III. APPLICATION OF ARTICLE 41 OF THE CONVENTION
- Article
41 of the Convention provides:
“If the Court finds that there has been a
violation of the Convention or the Protocols thereto, and if the
internal law of the High Contracting Party concerned allows only
partial reparation to be made, the Court shall, if necessary, afford
just satisfaction to the injured party.”
A. Damage
- The
applicant claimed 7,000 euros (EUR) in respect of non-pecuniary
damage.
- The
Government contested the claim considering it excessive as to
quantum.
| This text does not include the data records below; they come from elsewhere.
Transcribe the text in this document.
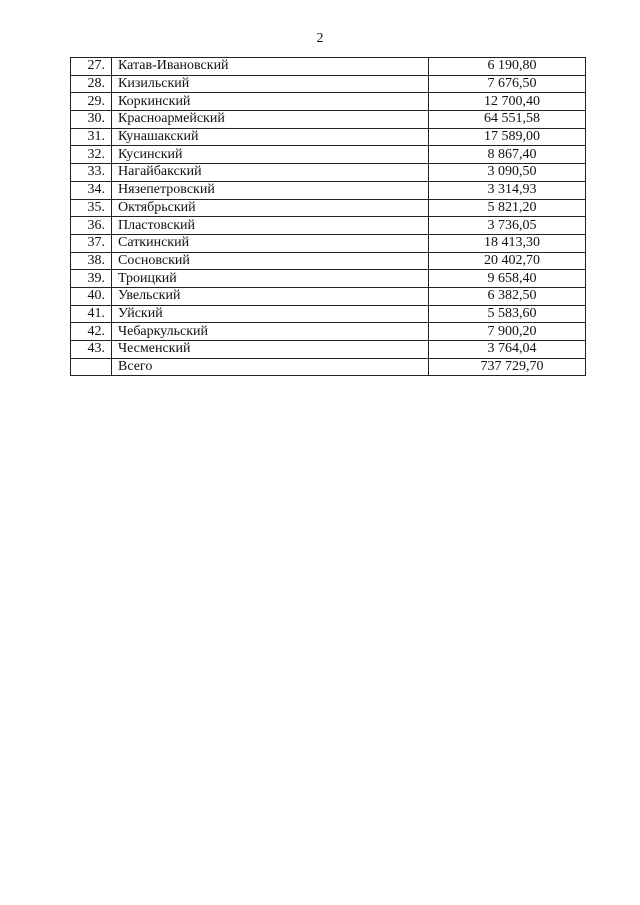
2
27.	Катав-Ивановский	6 190,80
28.	Кизильский	7 676,50
29.	Коркинский	12 700,40
30.	Красноармейский	64 551,58
31.	Кунашакский	17 589,00
32.	Кусинский	8 867,40
33.	Нагайбакский	3 090,50
34.	Нязепетровский	3 314,93
35.	Октябрьский	5 821,20
36.	Пластовский	3 736,05
37.	Саткинский	18 413,30
38.	Сосновский	20 402,70
39.	Троицкий	9 658,40
40.	Увельский	6 382,50
41.	Уйский	5 583,60
42.	Чебаркульский	7 900,20
43.	Чесменский	3 764,04
	Всего	737 729,70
The amount of any non-pecuniary damages should not
exceed EUR 3,500.
- The
Court considers that the applicant must have sustained non-pecuniary
damage. Ruling on an equitable basis, it awards him EUR 2,500 under
this head.
B. Costs and expenses
- The
applicant also claimed EUR 2,500 for the costs and expenses incurred
before the Court. As he had not used any outside legal services, the
amount was to compensate his own work in pursuing the application.
- The
Government contested the claim and submitted that such claims were
not supported by the Court’s case-law.
- The
Court reiterates that an award under this head may be made only in so
far as the costs and expenses were actually and necessarily incurred
in order to avoid, or obtain redress for, the violation found (see,
among other authorities, Hertel v. Switzerland, 25 August
1998, § 63, Reports 1998 VI). Furthermore, the Court
reiterates that under Article 41 of the Convention no awards are made
in respect of the time or work put into an application by the
applicant as this cannot be regarded as monetary costs actually
incurred by him or her (see, Brincat v. Italy, 26 November
1992, § 29, Series A no. 249 A, Pétur Thór
Sigurðsson v. Iceland, no. 39731/98, §§
52 and 54, ECHR 2003 IV, Lehtinen v. Finland (no. 2),
no. 41585/98, § 57, 8 June 2006). No award is thus made under
this head.
C. Default interest
- The
Court considers it appropriate that the default interest should be
based on the marginal lending rate of the European Central Bank, to
which should be added three percentage points.
FOR THESE REASONS, THE COURT UNANIMOUSLY
- Declares the complaints concerning the excessive
length of the proceedings and the lack of an effective remedy in that
connection admissible and the remainder of the application
inadmissible;
- Holds that there has been a violation of Article
6 § 1 of the Convention concerning the length of the
proceedings;
3. Holds that there has been a violation of
Article 13 of the Convention in that connection;
- Holds
(a) that the respondent State is to pay the applicant,
within three months from the date on which the judgment becomes final
in accordance with Article 44 § 2 of the
Convention, EUR 2,500 (two thousand five hundred euros), plus any tax
that may be chargeable,
in respect of non-pecuniary damage;
(b) that
from the expiry of the above-mentioned three months until settlement
simple interest shall be payable on the above amount at a rate equal
to the marginal lending rate of the European Central Bank during the
default period plus three percentage points;
- Dismisses the remainder of the applicant’s
claim for just satisfaction.
Done in English, and notified in writing on 24 February 2009,
pursuant to Rule 77 §§ 2 and 3 of the Rules of Court.